Tsing, Anna L. Jennifer Deger, Alder Keleman Saxena, and Feifei Zhou, eds. Feral Atlas: The More-Than-Human Anthropocene. https://feralatlas.org
Feral Atlas invites you to explore the ecological worlds created when nonhuman entities become tangled up with human infrastructure projects. Seventy-nine field reports from scientists, humanists, and artists show you how to recognize “feral” ecologies, that is, ecologies that have been encouraged by human-built infrastructures, but which have developed and spread beyond human control. These infrastructural effects, Feral Atlas argues, are the Anthropocene.
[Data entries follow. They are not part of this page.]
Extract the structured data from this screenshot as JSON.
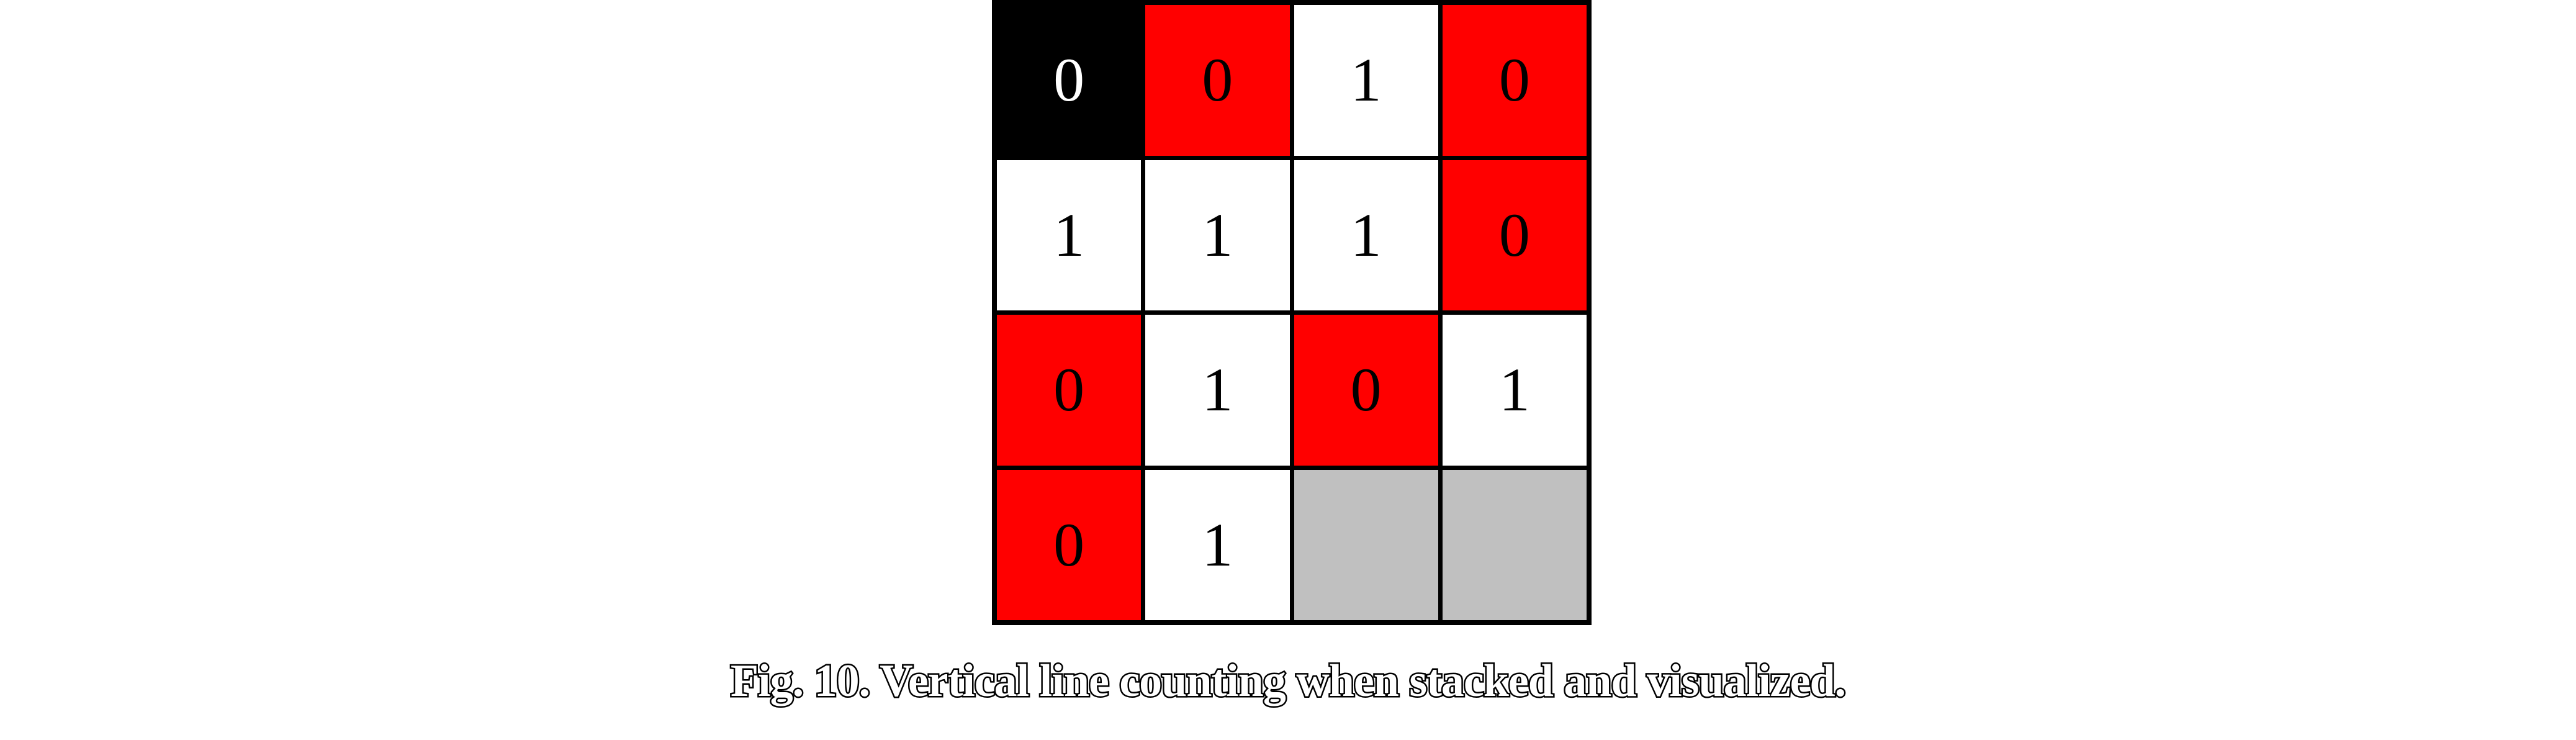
{
  "grid": {
    "rows": [
      [
        {
          "value": "0",
          "color": "black"
        },
        {
          "value": "0",
          "color": "red"
        },
        {
          "value": "1",
          "color": "white"
        },
        {
          "value": "0",
          "color": "red"
        }
      ],
      [
        {
          "value": "1",
          "color": "white"
        },
        {
          "value": "1",
          "color": "white"
        },
        {
          "value": "1",
          "color": "white"
        },
        {
          "value": "0",
          "color": "red"
        }
      ],
      [
        {
          "value": "0",
          "color": "red"
        },
        {
          "value": "1",
          "color": "white"
        },
        {
          "value": "0",
          "color": "red"
        },
        {
          "value": "1",
          "color": "white"
        }
      ],
      [
        {
          "value": "0",
          "color": "red"
        },
        {
          "value": "1",
          "color": "white"
        },
        {
          "value": "",
          "color": "gray"
        },
        {
          "value": "",
          "color": "gray"
        }
      ]
    ],
    "colors": {
      "red": "#ff0000",
      "white": "#ffffff",
      "black": "#000000",
      "gray": "#c0c0c0"
    }
  },
  "caption": "Fig. 10. Vertical line counting when stacked and visualized."
}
Playful, political, and insistently attuned to more-than-human histories, Feral Atlas does more than catalog sites of imperial and industrial ruin. Stretching conventional notions of maps and mapping, it draws on the relational potential of the digital to offer new ways of analyzing—and apprehending—the Anthropocene; while acknowledging danger, it demonstrates how in situ observation and transdisciplinary collaboration can cultivate vital forms of recognition and response to the urgent environmental challenges of our times. (Source: Feral Atlas)
The Feral Atlas is a collaborative project curated by Anna L. Tsing, Jennifer Deger, Alder Keleman Saxena, and Feifei Zhou. Hosted by Stanford University, the interactive atlas features contributions by scholars, artists, and poets—including Amitav Ghosh, Will Steffen, Kate Brown, Ursula Müntster, and John McNeill.